By 1863 the US was fully engaged in the Civil War: the Battle of Gettysburg was in full swing, and France had invaded Mexico and set up the puppet emperor, Maximilian. As both Austrian and French troops occupied Mexico, Lincoln—careful not to burn bridges with France lest they unite with the Confederacy—soft-pedaled his aid to the Mexican government in exile. He had his advisers confer secretly with Romero (now without credentials since President Juárez was in El Paso), and even met with him personally on several occasions. Mary Todd Lincoln and Romero went on shopping trips together and had intimate conversations. Romero used the Lincoln letter of friendship to approach banks in New York, Boston, Philadelphia, and San Francisco to solicit investors to buy a Mexican bond issue. He was able to raise over $18 million.

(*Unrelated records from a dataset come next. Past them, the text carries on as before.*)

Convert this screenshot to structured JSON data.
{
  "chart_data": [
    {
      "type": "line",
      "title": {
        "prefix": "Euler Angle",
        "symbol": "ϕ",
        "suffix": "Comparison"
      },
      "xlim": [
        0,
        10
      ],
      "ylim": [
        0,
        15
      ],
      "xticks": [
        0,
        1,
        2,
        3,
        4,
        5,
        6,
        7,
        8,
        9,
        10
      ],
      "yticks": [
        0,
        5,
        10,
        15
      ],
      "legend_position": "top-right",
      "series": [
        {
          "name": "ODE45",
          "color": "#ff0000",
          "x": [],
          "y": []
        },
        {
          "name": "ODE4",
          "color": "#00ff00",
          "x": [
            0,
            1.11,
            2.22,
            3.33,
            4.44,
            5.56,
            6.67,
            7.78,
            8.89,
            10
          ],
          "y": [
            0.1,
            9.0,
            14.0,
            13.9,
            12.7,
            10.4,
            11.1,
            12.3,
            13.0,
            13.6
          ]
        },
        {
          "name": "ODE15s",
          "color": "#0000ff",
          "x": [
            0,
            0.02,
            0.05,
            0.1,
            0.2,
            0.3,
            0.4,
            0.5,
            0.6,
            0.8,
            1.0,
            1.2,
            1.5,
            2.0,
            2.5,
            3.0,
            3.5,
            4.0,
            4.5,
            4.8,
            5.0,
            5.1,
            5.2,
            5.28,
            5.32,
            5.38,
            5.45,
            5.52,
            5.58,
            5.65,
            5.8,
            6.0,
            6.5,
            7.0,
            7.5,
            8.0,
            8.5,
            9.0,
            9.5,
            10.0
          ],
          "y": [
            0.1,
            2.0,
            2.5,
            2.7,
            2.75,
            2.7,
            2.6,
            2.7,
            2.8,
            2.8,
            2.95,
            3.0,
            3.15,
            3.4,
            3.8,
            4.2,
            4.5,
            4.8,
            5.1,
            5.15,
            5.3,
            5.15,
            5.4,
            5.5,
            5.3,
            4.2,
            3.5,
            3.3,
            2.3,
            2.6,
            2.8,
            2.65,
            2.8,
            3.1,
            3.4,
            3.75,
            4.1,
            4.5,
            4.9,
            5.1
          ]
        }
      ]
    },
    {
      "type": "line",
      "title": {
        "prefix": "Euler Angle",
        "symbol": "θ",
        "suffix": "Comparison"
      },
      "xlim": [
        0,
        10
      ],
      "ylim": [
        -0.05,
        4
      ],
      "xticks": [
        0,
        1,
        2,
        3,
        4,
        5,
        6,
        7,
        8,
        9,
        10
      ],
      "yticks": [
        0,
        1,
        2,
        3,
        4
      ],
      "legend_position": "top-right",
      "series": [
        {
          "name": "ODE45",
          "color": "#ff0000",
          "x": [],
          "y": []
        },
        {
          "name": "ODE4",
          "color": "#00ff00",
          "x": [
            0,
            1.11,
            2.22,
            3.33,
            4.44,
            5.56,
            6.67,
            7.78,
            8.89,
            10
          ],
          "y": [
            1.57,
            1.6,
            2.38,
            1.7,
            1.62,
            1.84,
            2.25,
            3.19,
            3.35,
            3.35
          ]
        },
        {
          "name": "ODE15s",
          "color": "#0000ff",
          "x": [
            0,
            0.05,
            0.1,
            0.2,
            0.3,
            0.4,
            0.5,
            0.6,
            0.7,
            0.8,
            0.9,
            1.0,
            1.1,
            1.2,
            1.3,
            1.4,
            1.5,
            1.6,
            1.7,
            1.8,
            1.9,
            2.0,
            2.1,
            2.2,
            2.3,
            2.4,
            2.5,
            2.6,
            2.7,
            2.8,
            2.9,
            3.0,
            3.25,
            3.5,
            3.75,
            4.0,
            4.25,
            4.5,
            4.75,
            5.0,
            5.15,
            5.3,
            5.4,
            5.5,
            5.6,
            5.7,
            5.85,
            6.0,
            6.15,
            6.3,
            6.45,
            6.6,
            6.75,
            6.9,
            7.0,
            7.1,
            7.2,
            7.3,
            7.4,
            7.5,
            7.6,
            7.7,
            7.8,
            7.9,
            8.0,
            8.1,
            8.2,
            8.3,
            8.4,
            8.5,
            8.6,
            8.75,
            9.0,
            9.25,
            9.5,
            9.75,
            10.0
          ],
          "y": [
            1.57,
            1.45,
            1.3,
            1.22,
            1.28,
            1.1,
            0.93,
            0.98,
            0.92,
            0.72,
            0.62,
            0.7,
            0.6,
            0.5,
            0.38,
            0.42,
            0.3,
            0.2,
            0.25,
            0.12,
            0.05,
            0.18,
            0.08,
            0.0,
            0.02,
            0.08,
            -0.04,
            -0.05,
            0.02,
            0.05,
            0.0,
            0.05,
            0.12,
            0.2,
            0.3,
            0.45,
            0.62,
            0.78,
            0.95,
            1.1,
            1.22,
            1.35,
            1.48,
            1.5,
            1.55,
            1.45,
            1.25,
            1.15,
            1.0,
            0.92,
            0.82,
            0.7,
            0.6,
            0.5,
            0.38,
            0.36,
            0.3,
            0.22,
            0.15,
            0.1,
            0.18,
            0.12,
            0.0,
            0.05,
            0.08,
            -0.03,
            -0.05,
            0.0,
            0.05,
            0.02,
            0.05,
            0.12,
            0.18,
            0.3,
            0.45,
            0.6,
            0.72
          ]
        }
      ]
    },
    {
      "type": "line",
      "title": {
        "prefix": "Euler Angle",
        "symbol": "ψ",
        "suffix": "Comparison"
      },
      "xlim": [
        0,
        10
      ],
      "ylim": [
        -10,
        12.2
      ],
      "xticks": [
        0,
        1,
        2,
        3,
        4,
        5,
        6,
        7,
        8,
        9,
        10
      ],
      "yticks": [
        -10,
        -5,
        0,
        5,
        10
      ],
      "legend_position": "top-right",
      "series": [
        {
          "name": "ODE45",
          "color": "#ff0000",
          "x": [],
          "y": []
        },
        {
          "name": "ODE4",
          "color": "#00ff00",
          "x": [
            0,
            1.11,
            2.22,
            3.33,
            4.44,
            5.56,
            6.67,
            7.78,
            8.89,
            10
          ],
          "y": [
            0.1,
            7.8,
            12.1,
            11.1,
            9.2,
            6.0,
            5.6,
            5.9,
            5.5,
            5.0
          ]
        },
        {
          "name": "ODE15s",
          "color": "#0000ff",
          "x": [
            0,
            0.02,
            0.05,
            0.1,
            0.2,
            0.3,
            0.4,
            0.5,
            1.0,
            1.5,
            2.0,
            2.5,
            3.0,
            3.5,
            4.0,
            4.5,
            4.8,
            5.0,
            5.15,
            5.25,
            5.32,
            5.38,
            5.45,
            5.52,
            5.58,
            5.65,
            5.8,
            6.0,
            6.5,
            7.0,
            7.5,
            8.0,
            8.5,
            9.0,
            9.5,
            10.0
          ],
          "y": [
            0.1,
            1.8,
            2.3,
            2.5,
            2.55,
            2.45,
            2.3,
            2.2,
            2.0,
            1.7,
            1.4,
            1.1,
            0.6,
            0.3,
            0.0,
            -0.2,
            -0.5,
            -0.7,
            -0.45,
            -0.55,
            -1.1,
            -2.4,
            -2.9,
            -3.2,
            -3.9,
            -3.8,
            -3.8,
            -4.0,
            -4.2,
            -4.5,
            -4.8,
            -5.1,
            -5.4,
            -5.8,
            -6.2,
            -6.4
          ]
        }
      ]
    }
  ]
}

As the war came to an end in the east, he was able to circumvent Secretary of State Henry Seward’s cautious approach and help persuade Lincoln to order General Grant to move over 50,000 troops under the command of General Sheridan to the Texas border, including thousands of “colored troops” (as the African-American soldiers were known at the time). The goal was to help Mexicans at the end of the US Civil War to drive out the French. Sheridan purposely “lost” 30,000 repeating rifles on the border where the Juárez army could find them. Although Lincoln would be assassinated shortly after the surrender of Appomattox, his generals continued to help Mexico. They encouraged the recently-discharged troops to form the American Legion of Honor which would fight side by side with the Mexicans, helping rid the country of the last remnants of European occupation.
In 1947, Harry Truman, a Democrat, came to Mexico to reaffirm what a Republican president, Abraham Lincoln, had affirmed throughout his career: the Mexican people are not only our neighbors but the entire southwestern US was formerly their territory. Mexico and the US share today a vast territory in North America and neither side can afford animosity or discord. Americans were the first illegal immigrants to their country, violating their laws, fomenting revolt, and later with our army violating their sovereign territory. It is well to remember that when we are tempted to react with frustration or impatience.
Our later history under Lincoln made us allies, helping to rid Mexico (and us) of an unwelcomed foreign power in this hemisphere. As an American historian, living and teaching in Mexico, it is my hope that this re-visioning of our mutual histories in Abraham Lincoln and Mexico might quiet the polemics raging in the US since the recent election, and let us hear the quieter voices which speak to us from the past about how we might be “good neighbors” once again.